NREL / alfabet

Machine learning predictions of bond dissociation energy
https://ml.nrel.gov/bde/
Other
57 stars 15 forks source link

[NEED IMPROVEMENT] alfabet.model.predict is too slow #2

Closed IchiruTake closed 2 years ago

IchiruTake commented 3 years ago

I have used your source code to build some BDE prediction. But it is cost too long. The main reason we believed is that you should make some additional import by local method only to boost up loading function instead of getting from scratch. Especially if it is used on a large dataset. The fastest way to boost up is that you can try to build up molecules on tops and extract them as data instead of making multiple rebuilt. Moreover, another way to boost up is that you can initialize the numpy array at large scale then fit with data instead of calling multiple np.repeat, np.stack, np.concatenate pd.stack, .... If needs to remove duplicated you can retrieve the molecule index and used them as domain to validate radical within molecule only which is indeed so useful. Especially time-complexity is just at maximum O(N*k) where as N is the number of row and k is the number of BDE which can predict. You can built method such as predictByDefinedFile where the molecule, radicals and bond_index has been settle up to minimize calculation instead

IchiruTake commented 3 years ago

I have used your source code to build some BDE prediction. But it is cost too long. The main reason we believed is that you should make some additional import by local method only to boost up loading function instead of getting from scratch. Especially if it is used on a large dataset. The fastest way to boost up is that you can try to build up molecules on tops and extract them as data instead of making multiple rebuilt. Moreover, another way to boost up is that you can initialize the numpy array at large scale then fit with data instead of calling multiple np.repeat, np.stack, np.concatenate pd.stack, .... If needs to remove duplicated you can retrieve the molecule index and used them as domain to validate radical within molecule only which is indeed so useful. Especially time-complexity is just at maximum O(N*k) where as N is the number of row and k is the number of BDE which can predict. You can built method such as predictByDefinedFile where the molecule, radicals and bond_index has been settle up to minimize calculation instead

I have tested your 290k of unique BDE on local machine (drop_duplicate=True) and it got 90 mins to get the return with 12 cores on i7-8850H

pstjohn commented 2 years ago

Sorry for not responding here -- hopefully edits as of 0.3.1 should make the prediction much faster for a large set of inputs. it now allows you to run batches and, if tensorflow recognizes a GPU, should run these on a GPU.
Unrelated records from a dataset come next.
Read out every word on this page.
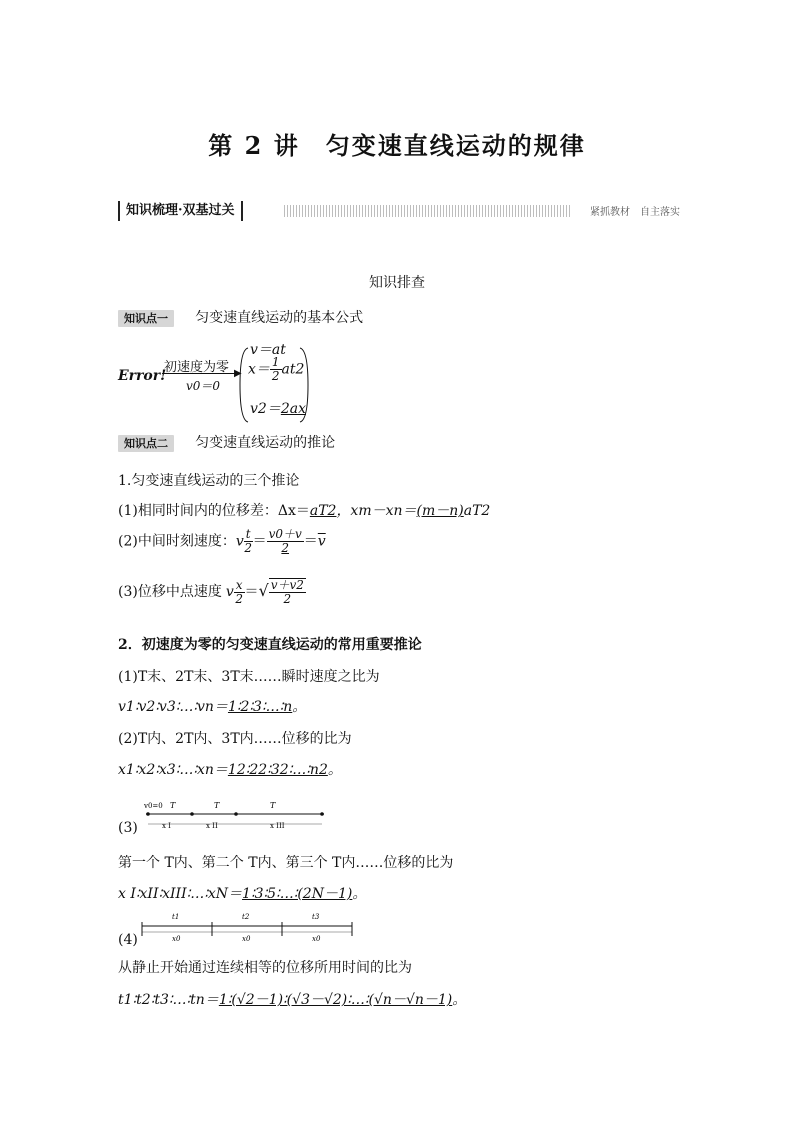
第 2 讲　匀变速直线运动的规律
知识梳理·双基过关	紧抓教材　自主落实
知识排查
知识点一 匀变速直线运动的基本公式
Error!
初速度为零 ▶
v0＝0
v＝at
$x= \frac{1}{2} at2$
v2＝2ax
知识点二 匀变速直线运动的推论
1.匀变速直线运动的三个推论
(1)相同时间内的位移差：Δx＝aT2，xm－xn＝(m－n)aT2
(2)中间时刻速度：v $\frac{t}{2} = \frac{v0+v}{2} =\overline{v}$
(3)位移中点速度 v $\frac{x}{2}$ ＝√ $\frac{v+v2}{2}$
2．初速度为零的匀变速直线运动的常用重要推论
(1)T末、2T末、3T末……瞬时速度之比为
v1∶v2∶v3∶…∶vn＝1∶2∶3∶…∶n。
(2)T内、2T内、3T内……位移的比为
x1∶x2∶x3∶…∶xn＝12∶22∶32∶…∶n2。
(3)
v0=0 T	T	T
x I	x II	x III
第一个 T内、第二个 T内、第三个 T内……位移的比为
x I∶xII∶xIII∶…∶xN＝1∶3∶5∶…∶(2N－1)。
(4)
t1	t2	t3
x0	x0	x0
从静止开始通过连续相等的位移所用时间的比为
t1∶t2∶t3∶…∶tn＝1∶(√2－1)∶(√3－√2)∶…∶(√n－√n－1)。
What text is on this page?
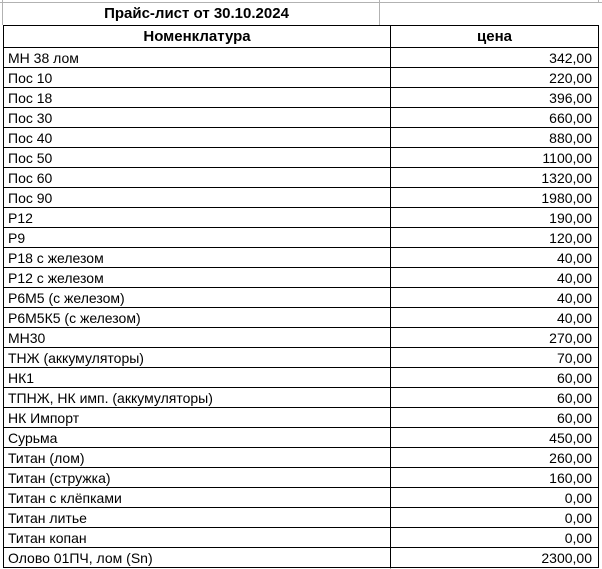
Прайс-лист от 30.10.2024
Номенклатура	цена
МН 38 лом	342,00
Пос 10	220,00
Пос 18	396,00
Пос 30	660,00
Пос 40	880,00
Пос 50	1100,00
Пос 60	1320,00
Пос 90	1980,00
Р12	190,00
Р9	120,00
Р18 с железом	40,00
Р12 с железом	40,00
Р6М5 (с железом)	40,00
Р6М5К5 (с железом)	40,00
МН30	270,00
ТНЖ (аккумуляторы)	70,00
НК1	60,00
ТПНЖ, НК имп. (аккумуляторы)	60,00
НК Импорт	60,00
Сурьма	450,00
Титан (лом)	260,00
Титан (стружка)	160,00
Титан с клёпками	0,00
Титан литье	0,00
Титан копан	0,00
Олово 01ПЧ, лом (Sn)	2300,00
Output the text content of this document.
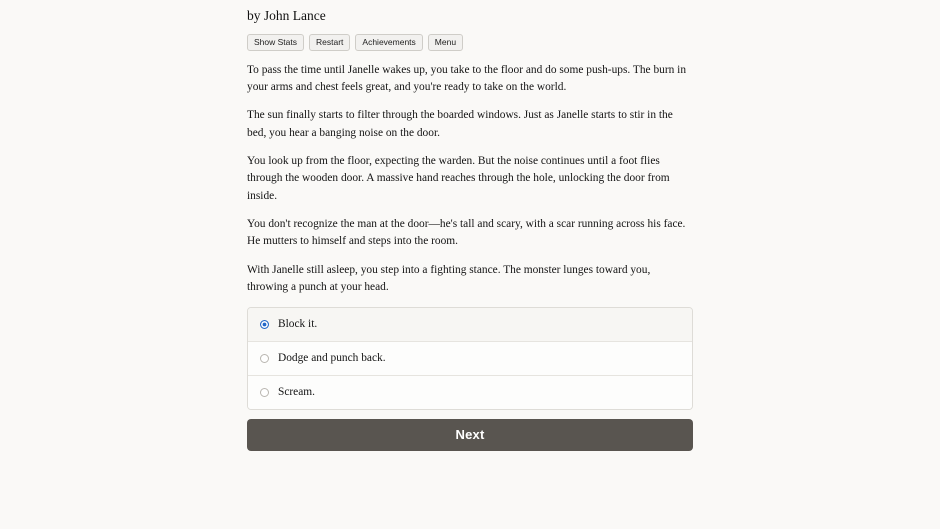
by John Lance
Show Stats	Restart	Achievements	Menu

To pass the time until Janelle wakes up, you take to the floor and do some push-ups. The burn in your arms and chest feels great, and you're ready to take on the world.

The sun finally starts to filter through the boarded windows. Just as Janelle starts to stir in the bed, you hear a banging noise on the door.

You look up from the floor, expecting the warden. But the noise continues until a foot flies through the wooden door. A massive hand reaches through the hole, unlocking the door from inside.

You don't recognize the man at the door—he's tall and scary, with a scar running across his face. He mutters to himself and steps into the room.

With Janelle still asleep, you step into a fighting stance. The monster lunges toward you, throwing a punch at your head.

Block it.
Dodge and punch back.
Scream.
Next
The slow step is likely the molecule preprocessing though, which unfortunately is difficult to speed up for 290k molecules.

IchiruTake commented 2 years ago

I don't think the prediction is slow. The version I used here is 0.0.5 (TF 1.14, Keras 2.3.1, NFP 0.0.9, H5Py 2.10.0) which is the same as your original paper. The unfortunate is the generation of two fragments and the drop_duplicate is too costly in model.py. I have tested several version and this cannot be speed up. Based on your function, which worked on a series of molecule, you should

    # Main branch
    pred_df = pd.concat((get_fragments(smiles) for smiles in smiles_list))
    if drop_duplicates:
        pred_df = pred_df.drop_duplicates(["fragment1", "fragment2"]).reset_index(
            drop=True
        )
    # Version 0.0.5
        # Seperately fragment the molecules to find their valid bonds
    frag_results = Parallel(n_jobs=n_jobs, verbose=10 if verbose else 0)(
        delayed(get_fragments)(smiles) for smiles in smiles_list)
    frag_df = pd.concat(frag_results)

    pred_df = frag_df.merge(bde_df, on=['molecule', 'bond_index'],
                            how='left')

    if drop_duplicates:
        pred_df = pred_df.drop_duplicates([
            'fragment1', 'fragment2']).reset_index()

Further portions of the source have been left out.